Эту весть передавали на разные лады, выдумывая самое необычайное о его путешествиях: будто привезенный им из Испании слуга — какой-то скрывающийся под чужим именем республиканец, а… новая жена Глинки — француженка, певица, которую отлично знает Полина Виардо. Иван Андреевич приехал на Мойку, где жила у замужней дочери Евгения Андреевна, расфранченный, надушенный модным «Илангилангом» и по обыкновению «всезнающий».
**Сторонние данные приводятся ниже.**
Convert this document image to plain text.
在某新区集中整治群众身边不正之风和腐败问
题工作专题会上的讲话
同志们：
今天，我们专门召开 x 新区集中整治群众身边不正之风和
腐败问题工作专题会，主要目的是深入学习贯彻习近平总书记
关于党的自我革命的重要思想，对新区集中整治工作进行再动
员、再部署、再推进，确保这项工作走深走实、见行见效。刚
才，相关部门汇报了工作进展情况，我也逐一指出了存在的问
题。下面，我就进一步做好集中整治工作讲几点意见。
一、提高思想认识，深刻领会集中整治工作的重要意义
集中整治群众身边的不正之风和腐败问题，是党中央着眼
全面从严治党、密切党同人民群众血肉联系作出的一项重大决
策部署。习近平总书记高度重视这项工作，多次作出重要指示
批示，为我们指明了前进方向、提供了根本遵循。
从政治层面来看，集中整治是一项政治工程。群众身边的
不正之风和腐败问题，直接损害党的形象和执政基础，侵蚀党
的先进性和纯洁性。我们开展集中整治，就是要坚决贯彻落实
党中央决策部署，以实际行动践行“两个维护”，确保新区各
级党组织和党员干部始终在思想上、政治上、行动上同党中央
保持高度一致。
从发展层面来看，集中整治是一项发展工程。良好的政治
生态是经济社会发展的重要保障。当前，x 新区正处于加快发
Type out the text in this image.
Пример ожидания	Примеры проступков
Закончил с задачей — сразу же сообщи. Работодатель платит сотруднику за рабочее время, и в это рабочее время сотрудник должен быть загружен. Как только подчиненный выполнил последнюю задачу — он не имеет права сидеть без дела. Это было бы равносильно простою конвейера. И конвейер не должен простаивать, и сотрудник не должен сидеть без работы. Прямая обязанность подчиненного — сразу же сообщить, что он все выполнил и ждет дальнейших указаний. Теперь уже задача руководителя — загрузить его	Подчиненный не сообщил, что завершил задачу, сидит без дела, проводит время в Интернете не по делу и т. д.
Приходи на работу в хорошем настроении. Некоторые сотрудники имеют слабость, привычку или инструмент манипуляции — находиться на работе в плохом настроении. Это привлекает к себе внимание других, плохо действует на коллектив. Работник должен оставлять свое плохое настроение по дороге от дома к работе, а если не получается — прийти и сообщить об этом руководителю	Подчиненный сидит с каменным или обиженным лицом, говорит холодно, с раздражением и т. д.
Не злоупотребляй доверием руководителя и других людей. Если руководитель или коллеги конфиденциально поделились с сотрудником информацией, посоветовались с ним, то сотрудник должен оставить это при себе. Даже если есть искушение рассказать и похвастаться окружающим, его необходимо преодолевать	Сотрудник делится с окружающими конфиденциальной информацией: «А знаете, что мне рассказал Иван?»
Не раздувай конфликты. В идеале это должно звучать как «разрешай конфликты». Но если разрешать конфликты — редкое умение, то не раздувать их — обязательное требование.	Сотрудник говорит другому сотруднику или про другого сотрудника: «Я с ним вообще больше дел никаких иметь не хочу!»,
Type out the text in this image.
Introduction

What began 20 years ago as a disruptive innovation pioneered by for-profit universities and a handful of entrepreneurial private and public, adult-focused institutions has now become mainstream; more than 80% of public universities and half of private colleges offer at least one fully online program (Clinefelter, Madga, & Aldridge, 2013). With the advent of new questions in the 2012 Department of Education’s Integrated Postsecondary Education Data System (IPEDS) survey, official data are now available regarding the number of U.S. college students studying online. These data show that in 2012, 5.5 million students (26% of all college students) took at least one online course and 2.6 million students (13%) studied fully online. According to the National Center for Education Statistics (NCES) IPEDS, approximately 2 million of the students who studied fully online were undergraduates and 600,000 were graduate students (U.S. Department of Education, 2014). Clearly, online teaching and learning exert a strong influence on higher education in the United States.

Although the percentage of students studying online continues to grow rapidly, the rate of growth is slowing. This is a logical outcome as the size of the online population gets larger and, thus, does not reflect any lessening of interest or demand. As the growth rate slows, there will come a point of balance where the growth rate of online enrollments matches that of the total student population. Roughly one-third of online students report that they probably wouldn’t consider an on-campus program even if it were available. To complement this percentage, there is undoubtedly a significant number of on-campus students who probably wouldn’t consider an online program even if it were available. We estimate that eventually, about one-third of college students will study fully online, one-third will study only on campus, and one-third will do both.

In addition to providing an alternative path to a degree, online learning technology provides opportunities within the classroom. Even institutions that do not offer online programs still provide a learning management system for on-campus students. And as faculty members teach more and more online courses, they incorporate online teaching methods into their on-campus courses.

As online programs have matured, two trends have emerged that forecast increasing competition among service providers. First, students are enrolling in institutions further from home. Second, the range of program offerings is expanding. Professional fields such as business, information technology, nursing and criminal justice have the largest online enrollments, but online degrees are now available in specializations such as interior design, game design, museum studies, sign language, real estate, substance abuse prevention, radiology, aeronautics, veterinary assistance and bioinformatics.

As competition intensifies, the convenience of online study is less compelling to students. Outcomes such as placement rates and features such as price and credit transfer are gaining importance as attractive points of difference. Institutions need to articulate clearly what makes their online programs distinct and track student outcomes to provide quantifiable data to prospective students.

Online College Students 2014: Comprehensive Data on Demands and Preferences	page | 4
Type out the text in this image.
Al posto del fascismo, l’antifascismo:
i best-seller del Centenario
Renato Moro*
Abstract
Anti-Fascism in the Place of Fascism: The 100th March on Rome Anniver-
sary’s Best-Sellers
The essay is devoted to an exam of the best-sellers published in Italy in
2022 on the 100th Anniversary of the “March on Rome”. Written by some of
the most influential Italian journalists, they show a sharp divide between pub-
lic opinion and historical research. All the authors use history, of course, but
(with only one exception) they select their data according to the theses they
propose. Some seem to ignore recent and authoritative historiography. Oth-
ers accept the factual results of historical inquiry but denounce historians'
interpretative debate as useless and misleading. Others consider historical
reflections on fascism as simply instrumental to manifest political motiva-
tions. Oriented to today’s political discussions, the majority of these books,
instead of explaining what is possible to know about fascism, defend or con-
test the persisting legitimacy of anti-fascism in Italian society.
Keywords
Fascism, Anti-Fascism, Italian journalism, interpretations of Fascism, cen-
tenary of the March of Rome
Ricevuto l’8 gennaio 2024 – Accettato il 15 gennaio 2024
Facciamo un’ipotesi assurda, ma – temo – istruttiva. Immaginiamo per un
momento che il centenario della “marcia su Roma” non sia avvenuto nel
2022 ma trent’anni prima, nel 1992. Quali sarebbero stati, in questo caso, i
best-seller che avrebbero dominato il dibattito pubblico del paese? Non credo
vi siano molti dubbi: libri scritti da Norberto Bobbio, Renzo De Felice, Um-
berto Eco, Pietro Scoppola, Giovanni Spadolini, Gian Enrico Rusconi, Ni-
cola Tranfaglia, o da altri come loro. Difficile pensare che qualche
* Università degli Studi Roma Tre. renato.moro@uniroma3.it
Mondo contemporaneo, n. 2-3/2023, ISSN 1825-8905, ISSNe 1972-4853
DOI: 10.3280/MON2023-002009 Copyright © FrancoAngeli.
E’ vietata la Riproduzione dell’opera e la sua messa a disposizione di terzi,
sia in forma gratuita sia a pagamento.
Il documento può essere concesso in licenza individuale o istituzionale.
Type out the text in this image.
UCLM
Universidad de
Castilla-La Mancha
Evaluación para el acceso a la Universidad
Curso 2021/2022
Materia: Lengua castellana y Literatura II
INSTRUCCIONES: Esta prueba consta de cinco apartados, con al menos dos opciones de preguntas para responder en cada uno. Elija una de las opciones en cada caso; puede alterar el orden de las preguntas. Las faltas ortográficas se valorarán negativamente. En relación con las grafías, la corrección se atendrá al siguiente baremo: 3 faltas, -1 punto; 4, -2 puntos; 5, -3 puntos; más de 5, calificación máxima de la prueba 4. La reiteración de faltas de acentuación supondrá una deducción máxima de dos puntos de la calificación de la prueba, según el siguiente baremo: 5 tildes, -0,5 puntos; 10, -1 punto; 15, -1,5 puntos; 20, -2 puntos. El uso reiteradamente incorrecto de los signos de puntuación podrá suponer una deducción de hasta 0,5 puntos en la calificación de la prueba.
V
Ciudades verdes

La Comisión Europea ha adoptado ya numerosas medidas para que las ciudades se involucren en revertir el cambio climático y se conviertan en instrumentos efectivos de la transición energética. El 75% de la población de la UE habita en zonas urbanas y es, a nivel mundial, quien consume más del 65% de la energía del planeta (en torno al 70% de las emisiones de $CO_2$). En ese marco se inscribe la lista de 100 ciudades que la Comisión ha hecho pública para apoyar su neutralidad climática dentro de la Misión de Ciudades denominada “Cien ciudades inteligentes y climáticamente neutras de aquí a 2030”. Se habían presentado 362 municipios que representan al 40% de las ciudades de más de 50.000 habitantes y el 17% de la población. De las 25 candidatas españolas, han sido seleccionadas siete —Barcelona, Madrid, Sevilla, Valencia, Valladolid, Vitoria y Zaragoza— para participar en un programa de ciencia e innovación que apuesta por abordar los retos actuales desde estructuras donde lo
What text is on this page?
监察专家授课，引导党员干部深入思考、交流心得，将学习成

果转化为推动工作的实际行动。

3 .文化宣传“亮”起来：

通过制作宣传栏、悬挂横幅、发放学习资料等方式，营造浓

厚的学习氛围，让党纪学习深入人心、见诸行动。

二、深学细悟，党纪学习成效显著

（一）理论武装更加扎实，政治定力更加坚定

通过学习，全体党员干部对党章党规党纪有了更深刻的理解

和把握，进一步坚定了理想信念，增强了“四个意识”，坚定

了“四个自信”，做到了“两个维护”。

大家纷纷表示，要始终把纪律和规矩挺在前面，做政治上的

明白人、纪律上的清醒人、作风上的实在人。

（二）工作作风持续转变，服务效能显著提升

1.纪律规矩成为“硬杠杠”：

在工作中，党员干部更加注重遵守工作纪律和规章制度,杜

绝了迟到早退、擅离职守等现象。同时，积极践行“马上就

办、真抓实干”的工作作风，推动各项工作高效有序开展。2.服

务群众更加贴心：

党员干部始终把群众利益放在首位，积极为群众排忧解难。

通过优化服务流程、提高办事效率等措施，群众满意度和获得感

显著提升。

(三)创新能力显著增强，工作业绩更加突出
— Ох, Мишель, — воскликнул он, — ты так потолстел в дорогах и… постарел, а уверяют, что путешествия молодят и прибавляют стройности. Повернись-ка! Нет, как хочешь, ты, мал золотник, стал похож на кубышку. Музыкальная кубышка ты, Мишель, да, да! Завести серебряным ключиком — и заиграешь! А музыка твоя усладительная! Благодаря тебе мы, столичные жители, живем, как на волнах, купаемся в звуках, и мимо нас проходят осень с ее дождями, зима с морозами… Выйдешь порой на улицу и слышишь, как во всех дворах поют Глинку! Ох, милый ты мой!
— Так уж и поют во всех дворах! — недоверчиво протянула Евгения Андреевна, не зная, радоваться этому или огорчаться. Было, на ее взгляд, и нечто принижающее Мишеля в этом дворовом пенье, мало ли какие песни поют в народе! Она бы скорее возликовала, если бы дядюшка упомянул об известности Мишеля в светских кругах.
— Во всех! — упорствовал Иван Андреевич. — Куда там Верстовскому… За душу взял Мишель. С романсом его, как с молитвой, встают и ложатся! А «Руслан» его, хотя и сняты наши пьесы ради итальянского театра, шагает по всей России, ныне в Москве ставят! И вот ведь ни чинов, ни богатства! Неужто такой, как Львов, больше тебя стоит? Думаю об этом, Мишель, и ответа пе найду. Кажется мне, всему виной — твой образ жизни! Вот уже и годы подошли, а ты весь еще в изысканиях… Где твое место, Мишель, где семья, где положение, а со всем этим и свой взгляд на вещи? Почему не напишут в «Петербургском вестнике»: композитор-де Глинка по поводу нападок на нынешний курс «Библиотеки для чтения» выразил следующее суждение… Или о Гоголе, о письмо к нему Белинского, — сколько толков о них в обществе! Мог бы вместе с Кукольником газету издавать, мог бы при дворе на цесаревича опереться. Говорят, он к тебе ласков. Нет, ездишь себе по свету, живешь, как жаворонок…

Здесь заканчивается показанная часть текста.